A Advocacia-Geral da União (AGU), o Tribunal de Contas da União (TCU), a Controladoria-Geral da União (CGU) e o Ministério da Gestão e da Inovação em Serviços Públicos (MGI) assinaram, nesta quarta-feira (8), uma nota técnica conjunta que define o modelo de análise dos relatórios de gestão das chamadas emendas Pix — transferências especiais decorrentes de emendas parlamentares individuais.
O documento foi elaborado em cumprimento à decisão do ministro Flávio Dino, do Supremo Tribunal Federal (STF), que determinou à União e ao TCU a apresentação de um cronograma para análise, apreciação e julgamento dos relatórios de gestão das emendas referentes aos exercícios de 2020 a 2024. A decisão foi proferida no âmbito da ADPF 854, que trata da transparência e do controle sobre a aplicação desses recursos.

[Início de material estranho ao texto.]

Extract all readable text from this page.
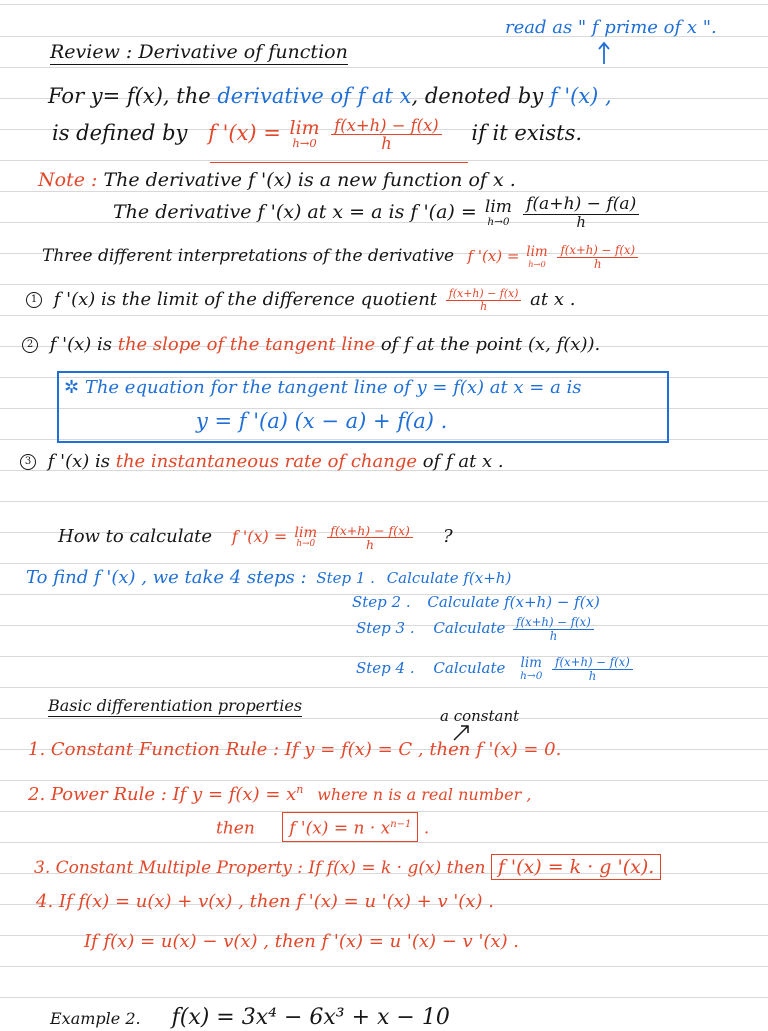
read as " f prime of x ".
Review : Derivative of function
For y= f(x), the derivative of f at x, denoted by f '(x) ,
is defined by f '(x) = lim
h→0
$\frac{f(x+h) - f(x)}{h}$ if it exists.
Note : The derivative f '(x) is a new function of x .
The derivative f '(x) at x = a is f '(a) = lim
h→0
$\frac{f(a+h) - f(a)}{h}$
Three different interpretations of the derivative f '(x) = lim
h→0
$\frac{f(x+h) - f(x)}{h}$
1 f '(x) is the limit of the difference quotient $\frac{f(x+h) - f(x)}{h}$ at x .
2 f '(x) is the slope of the tangent line of f at the point (x, f(x)).
✲ The equation for the tangent line of y = f(x) at x = a is
y = f '(a) (x − a) + f(a) .
3 f '(x) is the instantaneous rate of change of f at x .
How to calculate f '(x) = lim
h→0
$\frac{f(x+h) - f(x)}{h}$ ?
To find f '(x) , we take 4 steps : Step 1 . Calculate f(x+h)
Step 2 . Calculate f(x+h) − f(x)
Step 3 . Calculate $\frac{f(x+h) - f(x)}{h}$
Step 4 . Calculate lim
h→0
$\frac{f(x+h) - f(x)}{h}$
Basic differentiation properties
a constant
1. Constant Function Rule : If y = f(x) = C , then f '(x) = 0.
2. Power Rule : If $y = f(x) = x^n$ where n is a real number ,
then f '$(x) = n \cdot x^{n-1}$ .
3. Constant Multiple Property : If f(x) = k · g(x) then f '(x) = k · g '(x).
4. If f(x) = u(x) + v(x) , then f '(x) = u '(x) + v '(x) .
If f(x) = u(x) − v(x) , then f '(x) = u '(x) − v '(x) .
Example 2. f(x) = 3x⁴ − 6x³ + x − 10
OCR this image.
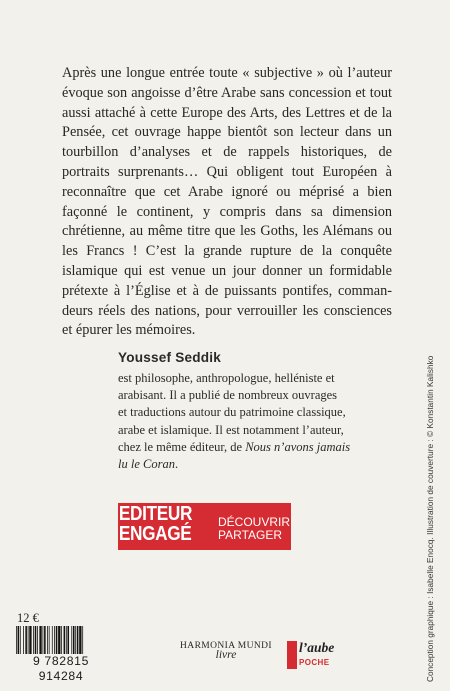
Après une longue entrée toute « subjective » où l’auteur évoque son angoisse d’être Arabe sans concession et tout aussi attaché à cette Europe des Arts, des Lettres et de la Pensée, cet ouvrage happe bientôt son lecteur dans un tourbillon d’analyses et de rappels historiques, de portraits surprenants… Qui obligent tout Européen à reconnaître que cet Arabe ignoré ou méprisé a bien façonné le continent, y compris dans sa dimension chrétienne, au même titre que les Goths, les Alémans ou les Francs ! C’est la grande rupture de la conquête islamique qui est venue un jour donner un formidable prétexte à l’Église et à de puissants pontifes, comman- deurs réels des nations, pour verrouiller les consciences et épurer les mémoires.
Youssef Seddik
est philosophe, anthropologue, helléniste et
arabisant. Il a publié de nombreux ouvrages
et traductions autour du patrimoine classique,
arabe et islamique. Il est notamment l’auteur,
chez le même éditeur, de Nous n’avons jamais
lu le Coran.
EDITEUR
ENGAGÉ DÉCOUVRIR
PARTAGER
12 €
9 782815 914284
HARMONIA MUNDI
livre	l’aube
POCHE	Conception graphique : Isabelle Enocq. Illustration de couverture : © Konstantin Kalishko
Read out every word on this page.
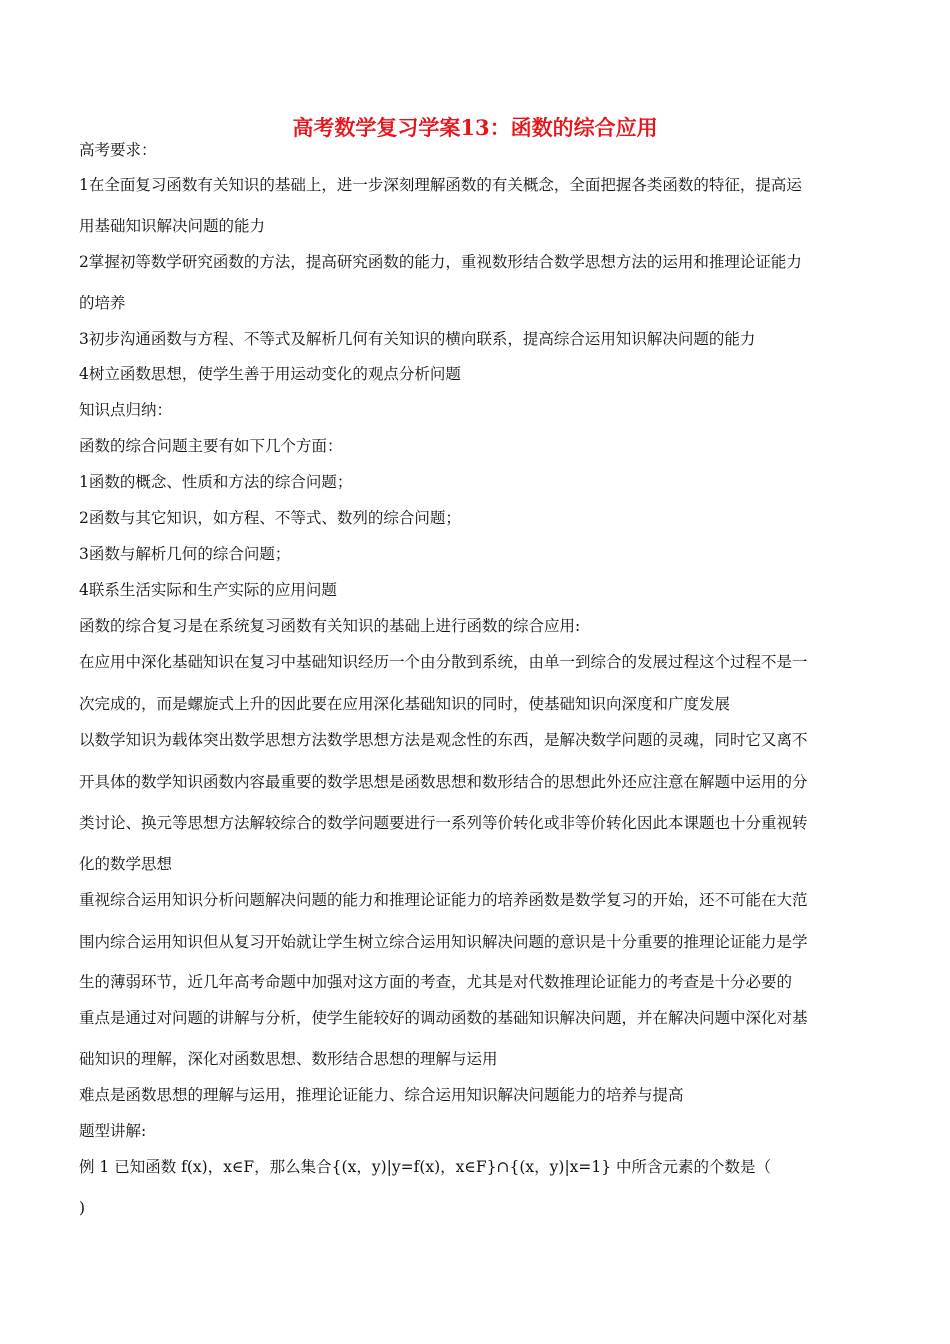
高考数学复习学案13：函数的综合应用
高考要求：
1在全面复习函数有关知识的基础上，进一步深刻理解函数的有关概念，全面把握各类函数的特征，提高运
用基础知识解决问题的能力
2掌握初等数学研究函数的方法，提高研究函数的能力，重视数形结合数学思想方法的运用和推理论证能力
的培养
3初步沟通函数与方程、不等式及解析几何有关知识的横向联系，提高综合运用知识解决问题的能力
4树立函数思想，使学生善于用运动变化的观点分析问题
知识点归纳：
函数的综合问题主要有如下几个方面：
1函数的概念、性质和方法的综合问题；
2函数与其它知识，如方程、不等式、数列的综合问题；
3函数与解析几何的综合问题；
4联系生活实际和生产实际的应用问题
函数的综合复习是在系统复习函数有关知识的基础上进行函数的综合应用:
在应用中深化基础知识在复习中基础知识经历一个由分散到系统，由单一到综合的发展过程这个过程不是一
次完成的，而是螺旋式上升的因此要在应用深化基础知识的同时，使基础知识向深度和广度发展
以数学知识为载体突出数学思想方法数学思想方法是观念性的东西，是解决数学问题的灵魂，同时它又离不
开具体的数学知识函数内容最重要的数学思想是函数思想和数形结合的思想此外还应注意在解题中运用的分
类讨论、换元等思想方法解较综合的数学问题要进行一系列等价转化或非等价转化因此本课题也十分重视转
化的数学思想
重视综合运用知识分析问题解决问题的能力和推理论证能力的培养函数是数学复习的开始，还不可能在大范
围内综合运用知识但从复习开始就让学生树立综合运用知识解决问题的意识是十分重要的推理论证能力是学
生的薄弱环节，近几年高考命题中加强对这方面的考查，尤其是对代数推理论证能力的考查是十分必要的
重点是通过对问题的讲解与分析，使学生能较好的调动函数的基础知识解决问题，并在解决问题中深化对基
础知识的理解，深化对函数思想、数形结合思想的理解与运用
难点是函数思想的理解与运用，推理论证能力、综合运用知识解决问题能力的培养与提高
题型讲解:
例 1 已知函数 f(x)，x∈F，那么集合{(x，y)|y=f(x)，x∈F}∩{(x，y)|x=1} 中所含元素的个数是（
)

Segundo a AGU, a nota técnica estabelece parâmetros objetivos e auditáveis para a avaliação dos relatórios, a partir de contribuições conjuntas dos quatro órgãos envolvidos.
Cronograma e metodologia
O documento apresenta um cronograma de trabalho para análise dos relatórios, com etapas previstas entre janeiro e julho de 2026. A metodologia adotada prevê a priorização dos casos com base em critérios de risco, relevância, materialidade e oportunidade.
A assinatura da nota ocorreu na sede do TCU e contou com a presença do advogado-geral da União, Jorge Messias, do presidente do TCU, Vital do Rêgo Filho, da ministra da Gestão e da Inovação em Serviços Públicos, Esther Dweck, e da ministra substituta da CGU, Eveline Martins Brito.
Durante a cerimônia, Jorge Messias destacou que a atuação conjunta das instituições fortalece a gestão pública:
“Quando os órgãos do Estado brasileiro se unem em prol do mesmo propósito, quem ganha é o cidadão.”
O presidente do TCU reforçou a importância da transparência:
“Precisamos dar ao cidadão a certeza de que o Estado brasileiro está atento a ele.”
As representantes do MGI e da CGU ressaltaram a relevância da parceria interinstitucional.
“Desde a criação do Ministério da Gestão, há o objetivo de estreitar a cooperação com os órgãos de controle para aprimorar os mecanismos de gestão”, afirmou Esther Dweck.
“É mais um passo para garantir transparência, prestação de contas e resultados efetivos à sociedade”, acrescentou Eveline Martins Brito.